Moreover, in doing so I am always relying on hypotheses which are in no way gratuitous but which, in my opinion, have at least some slight foundation in fact.
Thus, even though Lol never said a word to anyone about what follows, the governess does remember it vaguely: the calm of the street on certain days, the occasional passage of lovers strolling by arm-in-arm, the way Lol shied away—the woman had been working at the Bedfords only for a short time and had never before seen her act this way. And since I, for my part, seem also to remember something, let me go on:
After she was settled in her house—there remained only one more bedroom on the second floor to furnish— one afternoon on a gray day a woman had passed Lol's house, and Lol had noticed her. The woman was not alone. The man with her had turned and looked at the freshly painted house and the neat grounds in which the gardeners were working. As soon as Lol had seen the couple turn into the street she had hidden behind a hedge, and they had not seen her. The woman had also looked up at the house, but less pointedly than the man, as though she were already familiar with it.

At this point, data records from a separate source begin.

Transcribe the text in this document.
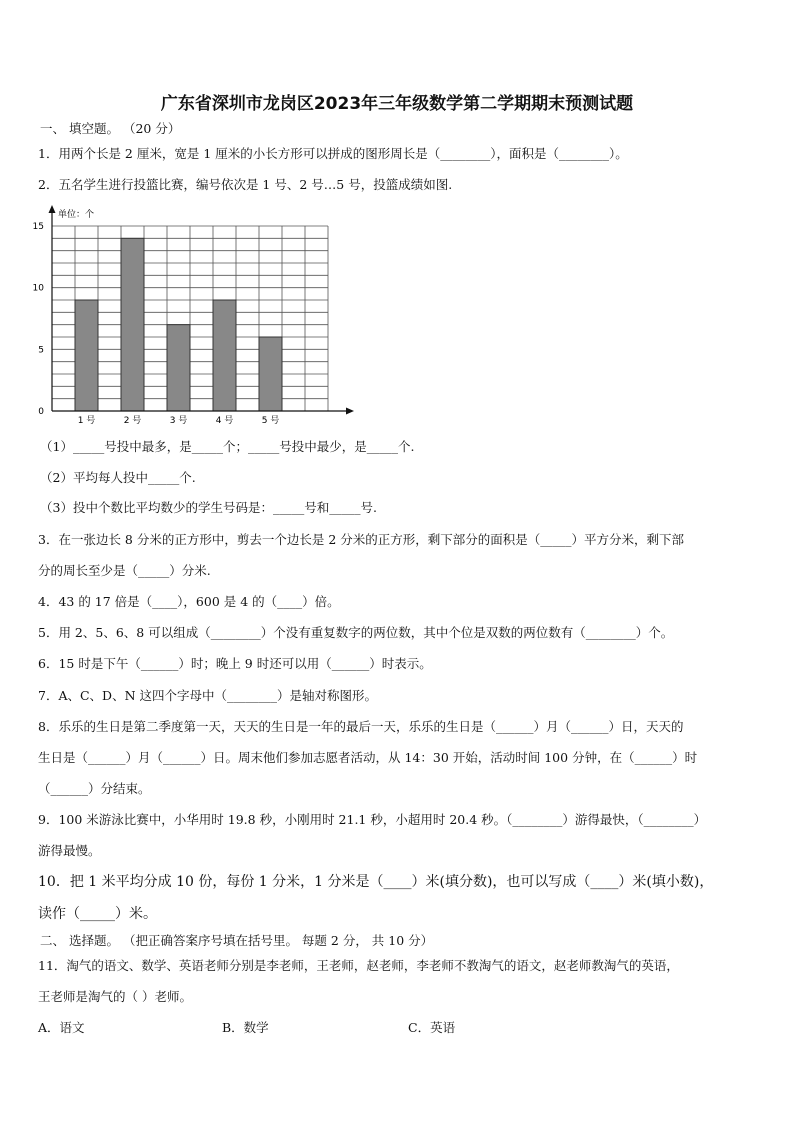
广东省深圳市龙岗区2023年三年级数学第二学期期末预测试题
一、 填空题。 （20 分）
1．用两个长是 2 厘米，宽是 1 厘米的小长方形可以拼成的图形周长是（________），面积是（________）。
2．五名学生进行投篮比赛，编号依次是 1 号、2 号…5 号，投篮成绩如图.
单位：个
0
5
10
15
1 号	2 号	3 号	4 号	5 号
（1）_____号投中最多，是_____个；_____号投中最少，是_____个.
（2）平均每人投中_____个.
（3）投中个数比平均数少的学生号码是：_____号和_____号.
3．在一张边长 8 分米的正方形中，剪去一个边长是 2 分米的正方形，剩下部分的面积是（_____）平方分米，剩下部
分的周长至少是（_____）分米.
4．43 的 17 倍是（____），600 是 4 的（____）倍。
5．用 2、5、6、8 可以组成（________）个没有重复数字的两位数，其中个位是双数的两位数有（________）个。
6．15 时是下午（______）时；晚上 9 时还可以用（______）时表示。
7．A、C、D、N 这四个字母中（________）是轴对称图形。
8．乐乐的生日是第二季度第一天，天天的生日是一年的最后一天，乐乐的生日是（______）月（______）日，天天的
生日是（______）月（______）日。周末他们参加志愿者活动，从 14：30 开始，活动时间 100 分钟，在（______）时
（______）分结束。
9．100 米游泳比赛中，小华用时 19.8 秒，小刚用时 21.1 秒，小超用时 20.4 秒。（________）游得最快，（________）
游得最慢。
10．把 1 米平均分成 10 份，每份 1 分米，1 分米是（____）米(填分数)，也可以写成（____）米(填小数)，
读作（_____）米。
二、 选择题。 （把正确答案序号填在括号里。 每题 2 分， 共 10 分）
11．淘气的语文、数学、英语老师分别是李老师，王老师，赵老师，李老师不教淘气的语文，赵老师教淘气的英语，
王老师是淘气的（ ）老师。
A．语文	B．数学	C．英语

They had exchanged a few words which, in spite of the quiet street, Lol had not been able to catch, except for the isolated phrase, spoken by the woman:
"Dead maybe."
After they had passed the Bedfords' grounds they had stopped. He had taken the woman in his arms and, furtively, had kissed her long and passionately. The sound of a car had caused him to let her go. They had parted. The man went back up the street the way he had come, walking quickly now, and had passed the house without so much as glancing at it this time.